Eurodéputé danois membre de l'Alliance Progressiste des Socialistes et Démocrates au Parlement européen, Dan Jørgensen a répondu aux questions des élèves du projet collectif sur les relations entre le Danemark et l'UE.

Quels ont été les objectifs principaux de la présidence danoise du premier semestre 2012 ? A-t-elle été considérée comme un succès au Danemark ?

Dan Jørgensen est député européen danois depuis 2004, il a été réélu en 2009 et occupe le poste de vice-président de la commission de l'environnement, de la santé publique et de la sécurité alimentaire. Membre du Parti socialiste européen, il appartient au parti social-démocrate danois, le parti de la première ministre Helle Thorning-Schmidt.

La présidence danoise a eu quatre priorités : rendre l'Europe plus responsable, sûre, dynamique et verte.
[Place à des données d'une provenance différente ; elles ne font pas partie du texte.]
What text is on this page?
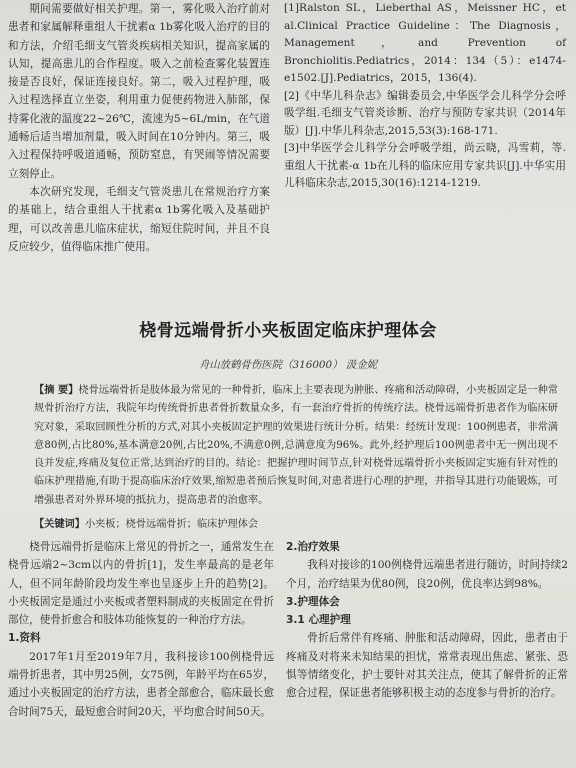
期间需要做好相关护理。第一，雾化吸入治疗前对患者和家属解释重组人干扰素α 1b雾化吸入治疗的目的和方法，介绍毛细支气管炎疾病相关知识，提高家属的认知，提高患儿的合作程度。吸入之前检查雾化装置连接是否良好，保证连接良好。第二，吸入过程护理，吸入过程选择直立坐姿，利用重力促使药物进入肺部，保持雾化液的温度22~26℃，流速为5~6L/min，在气道通畅后适当增加剂量，吸入时间在10分钟内。第三，吸入过程保持呼吸道通畅，预防窒息，有哭闹等情况需要立刻停止。

本次研究发现，毛细支气管炎患儿在常规治疗方案的基础上，结合重组人干扰素α 1b雾化吸入及基础护理，可以改善患儿临床症状，缩短住院时间，并且不良反应较少，值得临床推广使用。

[1]Ralston SL，Lieberthal AS，Meissner HC，et al.Clinical Practice Guideline：The Diagnosis，Management，and Prevention of Bronchiolitis.Pediatrics，2014：134（5）：e1474-e1502.[J].Pediatrics，2015，136(4).

[2]《中华儿科杂志》编辑委员会,中华医学会儿科学分会呼吸学组.毛细支气管炎诊断、治疗与预防专家共识（2014年版）[J].中华儿科杂志,2015,53(3):168-171.

[3]中华医学会儿科学分会呼吸学组，尚云晓，冯雪莉，等.重组人干扰素-α 1b在儿科的临床应用专家共识[J].中华实用儿科临床杂志,2015,30(16):1214-1219.

桡骨远端骨折小夹板固定临床护理体会
舟山放鹤骨伤医院（316000） 汲金妮
【摘 要】桡骨远端骨折是肢体最为常见的一种骨折，临床上主要表现为肿胀、疼痛和活动障碍，小夹板固定是一种常规骨折治疗方法，我院年均传统骨折患者骨折数量众多，有一套治疗骨折的传统疗法。桡骨远端骨折患者作为临床研究对象，采取回顾性分析的方式,对其小夹板固定护理的效果进行统计分析。结果：经统计发现：100例患者，非常满意80例,占比80%,基本满意20例,占比20%,不满意0例,总满意度为96%。此外,经护理后100例患者中无一例出现不良并发症,疼痛及复位正常,达到治疗的目的。结论：把握护理时间节点,针对桡骨远端骨折小夹板固定实施有针对性的临床护理措施,有助于提高临床治疗效果,缩短患者预后恢复时间,对患者进行心理的护理，并指导其进行功能锻炼，可增强患者对外界环境的抵抗力，提高患者的治愈率。
【关键词】小夹板；桡骨远端骨折；临床护理体会

桡骨远端骨折是临床上常见的骨折之一，通常发生在桡骨远端2~3cm以内的骨折[1]，发生率最高的是老年人，但不同年龄阶段均发生率也呈逐步上升的趋势[2]。小夹板固定是通过小夹板或者塑料制成的夹板固定在骨折部位，使骨折愈合和肢体功能恢复的一种治疗方法。

1.资料

2017年1月至2019年7月，我科接诊100例桡骨远端骨折患者，其中男25例，女75例，年龄平均在65岁，通过小夹板固定的治疗方法，患者全部愈合，临床最长愈合时间75天，最短愈合时间20天，平均愈合时间50天。

2.治疗效果

我科对接诊的100例桡骨远端患者进行随访，时间持续2个月，治疗结果为优80例，良20例，优良率达到98%。

3.护理体会

3.1 心理护理

骨折后常伴有疼痛、肿胀和活动障碍，因此，患者由于疼痛及对将来未知结果的担忧，常常表现出焦虑、紧张、恐惧等情绪变化，护士要针对其关注点，使其了解骨折的正常愈合过程，保证患者能够积极主动的态度参与骨折的治疗。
Sur tous ces points, le gouvernement Danois a été à la hauteur de ses engagements. Le Danemark a été particulièrement félicité, au niveau international, pour les résultats obtenus concernant l'objectif de faire de l'UE la plus grande économie au monde, à la fois plus dynamique et plus verte.

Laissez-moi illustrer cela par trois exemples :

Tout d'abord, l'adoption des textes sur le brevet unique européen est historique. Un accord sur ce sujet était recherché depuis des décennies, mais le leadership de Helle Thorning Schmidt – notre Premier ministre - a permis son aboutissement.
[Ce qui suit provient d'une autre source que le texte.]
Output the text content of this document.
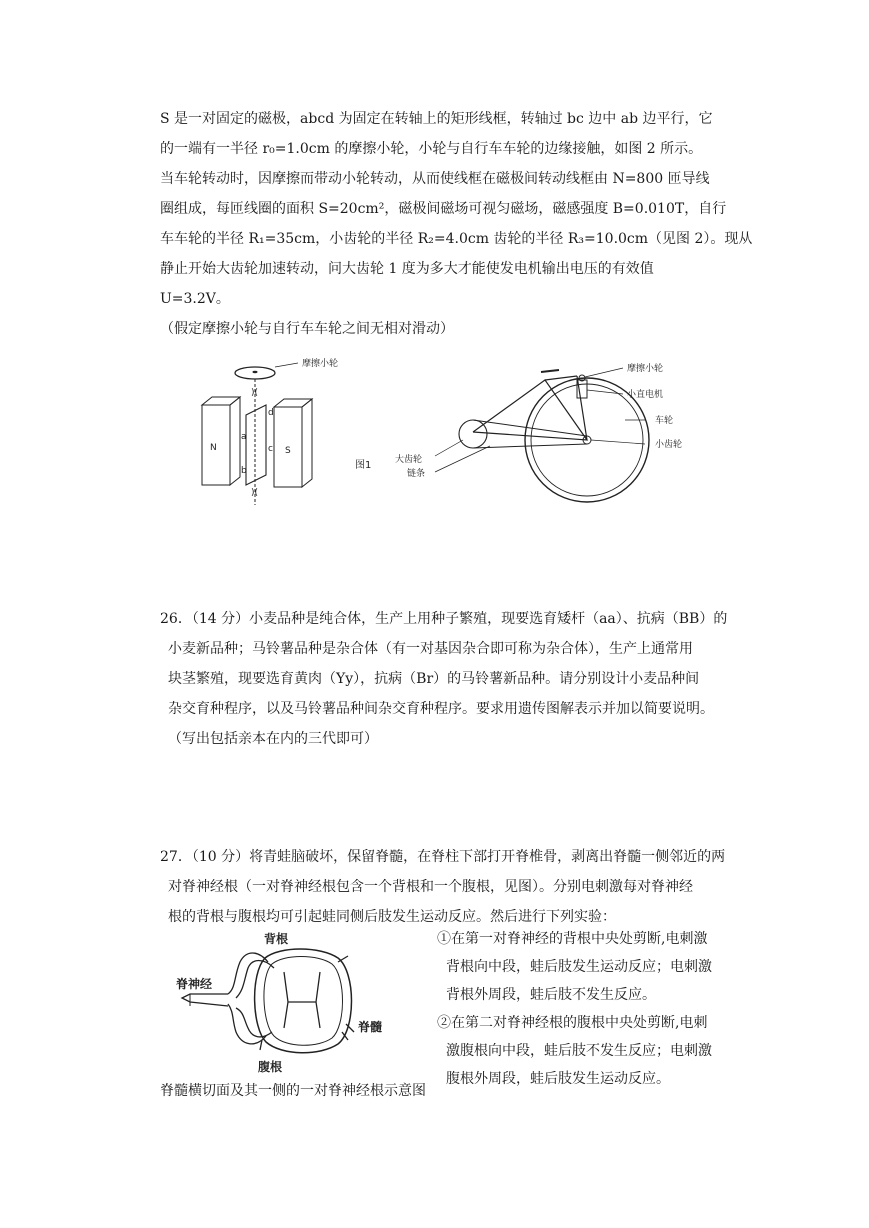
S 是一对固定的磁极，abcd 为固定在转轴上的矩形线框，转轴过 bc 边中 ab 边平行，它

的一端有一半径 r₀=1.0cm 的摩擦小轮，小轮与自行车车轮的边缘接触，如图 2 所示。

当车轮转动时，因摩擦而带动小轮转动，从而使线框在磁极间转动线框由 N=800 匝导线

圈组成，每匝线圈的面积 S=20cm²，磁极间磁场可视匀磁场，磁感强度 B=0.010T，自行

车车轮的半径 R₁=35cm，小齿轮的半径 R₂=4.0cm 齿轮的半径 R₃=10.0cm（见图 2）。现从

静止开始大齿轮加速转动，问大齿轮 1 度为多大才能使发电机输出电压的有效值

U=3.2V。

（假定摩擦小轮与自行车车轮之间无相对滑动）

摩擦小轮
)(
)(
N
a
b
c
d
S
图1
摩擦小轮
小直电机
车轮
小齿轮
大齿轮
链条

26．（14 分）小麦品种是纯合体，生产上用种子繁殖，现要选育矮杆（aa）、抗病（BB）的

小麦新品种；马铃薯品种是杂合体（有一对基因杂合即可称为杂合体），生产上通常用

块茎繁殖，现要选育黄肉（Yy），抗病（Br）的马铃薯新品种。请分别设计小麦品种间

杂交育种程序，以及马铃薯品种间杂交育种程序。要求用遗传图解表示并加以简要说明。

（写出包括亲本在内的三代即可）

27．（10 分）将青蛙脑破坏，保留脊髓，在脊柱下部打开脊椎骨，剥离出脊髓一侧邻近的两

对脊神经根（一对脊神经根包含一个背根和一个腹根，见图）。分别电刺激每对脊神经

根的背根与腹根均可引起蛙同侧后肢发生运动反应。然后进行下列实验：

背根
脊神经
脊髓
腹根

①在第一对脊神经的背根中央处剪断,电刺激

背根向中段，蛙后肢发生运动反应；电刺激

背根外周段，蛙后肢不发生反应。

②在第二对脊神经根的腹根中央处剪断,电刺

激腹根向中段，蛙后肢不发生反应；电刺激

腹根外周段，蛙后肢发生运动反应。

脊髓横切面及其一侧的一对脊神经根示意图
Une autre réussite, c'est la directive efficacité énergétique (ndlr : adoptée le 25 octobre 2012), vitale pour rendre plus "verte" notre consommation d'énergie, mais aussi pour les emplois. Les prévisions présentées lors des négociations évoquaient en effet de la création de plusieurs millions d'emplois.

Le dernier exemple concerne un projet qui a été décidé lors de la dernière réunion de la Présidence danoise : l'accord sur le "growth compact", le Pacte de croissance européen. Il prévoit l'investissement de plus de 100 milliard d'euros dans la croissance et l'emploi.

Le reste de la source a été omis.